Everything I explained is in here:

- John Baez, Joe Moeller and Todd Trimble, Schur functors and categorified plethysm, to appear in
*Higher Structures*.

so you can look there for more details and references to previous work. But for the $n$-Category Café crowd, I’ll add that I guessed a primitive version of this theorem here on the *n*-Café back in 2007, in response to this question of Allen Knutson:

For as long as I’ve understood Schur functors, I’ve thought about them as functors $Vect_{\mathbb{C}} \to Vect_{\mathbb{C}}$. But now that we’re going through them in a reading course on Fulton’s

Young Tableaux, I discover that the input isn’t really a complex vector space, but an arbitrary module over a commutative ring. (And maybe, just maybe, a bimodule over a noncommutative one, but I doubt it.)In particular, the Schur functor commutes with base change, aka extension of scalars.
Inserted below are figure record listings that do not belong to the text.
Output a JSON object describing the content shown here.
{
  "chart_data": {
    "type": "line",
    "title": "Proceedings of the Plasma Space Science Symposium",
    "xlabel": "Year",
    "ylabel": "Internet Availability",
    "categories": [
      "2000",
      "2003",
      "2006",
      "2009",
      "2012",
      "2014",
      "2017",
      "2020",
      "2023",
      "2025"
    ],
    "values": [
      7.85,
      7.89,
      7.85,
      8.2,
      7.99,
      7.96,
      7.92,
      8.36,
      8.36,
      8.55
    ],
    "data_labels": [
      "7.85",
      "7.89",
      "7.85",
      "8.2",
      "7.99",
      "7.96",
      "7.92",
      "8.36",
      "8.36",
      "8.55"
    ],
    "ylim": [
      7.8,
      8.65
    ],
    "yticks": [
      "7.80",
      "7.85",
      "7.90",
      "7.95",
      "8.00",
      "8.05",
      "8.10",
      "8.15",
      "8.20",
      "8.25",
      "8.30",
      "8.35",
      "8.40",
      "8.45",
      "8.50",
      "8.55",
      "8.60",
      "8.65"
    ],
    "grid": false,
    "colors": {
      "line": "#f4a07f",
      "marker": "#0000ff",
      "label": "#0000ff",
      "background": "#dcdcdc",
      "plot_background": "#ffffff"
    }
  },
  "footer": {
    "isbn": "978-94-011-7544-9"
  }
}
What is the right way to describe this object, categorically? (Or should I say, 2- or 3-categorically?)

You can see me guessing the theorem back then… but it took Todd Trimble to prove it. And in the process, he whittled down my assumptions and came up with the definition of 2-rig I’m using here. It doesn’t need to have lots of colimits, just *absolute* colimits.

When Joe, Todd and I wrote our paper, which includes a lot more material than this, we acknowledged Allen as “prime instigator”, and blogged about it here. But I never wrote a simple explanation of how we proved the theorem above! So here it is.

## Re: The Free 2-Rig on One Object

In my father’s book “lambda-rings and the representation theory of the symmetric group” he proves that the ring of symmetric functions is the free lambda-ring on one generator. Any idea how parallel that is to your one-object story?